Elle grimpa en haut d’une pile de cartons, dans le coin de la pièce qui lui avait servi de chambre autrefois. Un vieux panneau était appuyé contre le mur : MATÉRIEL DE PROSPECTION AURIFÈRE. Elle s’attendait à trouver un mur nu, derrière, or lorsqu’elle retira le panneau, elle vit que la plupart de ses photos et dessins étaient toujours là, punaisés au mur. Le panneau avait dû les protéger du soleil et de l’eau. Ils étaient intacts. Ses dessins au crayon de couleur de La Nouvelle-Orléans étaient tellement enfantins… était-ce vraiment elle qui les avait faits ? Elle sentit alors le regard de sa mère, de face sur une photographie, souriante devant sa pancarte : LES GRIGRIS DE LA REINE MARIE, AMULETTES ET VOYANCE.

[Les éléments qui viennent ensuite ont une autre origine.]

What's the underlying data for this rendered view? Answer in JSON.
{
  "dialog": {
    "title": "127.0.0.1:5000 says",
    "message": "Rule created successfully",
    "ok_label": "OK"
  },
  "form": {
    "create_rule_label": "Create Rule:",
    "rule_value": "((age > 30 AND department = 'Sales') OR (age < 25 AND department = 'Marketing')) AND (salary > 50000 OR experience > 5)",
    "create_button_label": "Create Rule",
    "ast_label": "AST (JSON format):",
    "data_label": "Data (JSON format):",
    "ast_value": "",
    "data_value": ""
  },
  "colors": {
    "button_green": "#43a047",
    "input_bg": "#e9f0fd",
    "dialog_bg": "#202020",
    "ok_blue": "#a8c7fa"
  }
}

À côté, il y avait une photo de Sammy au carnaval. Figé dans le temps, avec son sourire fou, ses cheveux noirs bouclés, et ses yeux si beaux. Si Gaïa disait vrai, Sammy était mort depuis plus de quarante ans. Avait-il vraiment pensé à Hazel toute sa vie ? Ou avait-il oublié cette drôle de fille avec qui il allait faire du cheval – cette fille qui avait partagé avec lui un baiser et un cupcake, avant de disparaître à jamais ?
La main de Frank s’approcha de la photo, sans la toucher.
— Qui… ? commença-t-il, avant de s’apercevoir qu’Hazel pleurait. Excuse-moi, Hazel. Ça doit être vraiment difficile. Veux-tu qu’on te laisse un peu seule…
— Non, répondit-elle d’une voix brisée. Ça va aller.
— C’est ta mère ? demanda Percy en montrant la photo de la Reine Marie. Elle te ressemble. Elle est très belle.
Puis il examina à son tour la photo de Sammy.
— Qui est-ce ? reprit-il, avec une expression horrifiée qu’Hazel ne comprit pas.
— C’est… c’est Sammy. C’était mon, euh, mon ami de La Nouvelle-Orléans, expliqua-t-elle, en se forçant à ne pas regarder Frank.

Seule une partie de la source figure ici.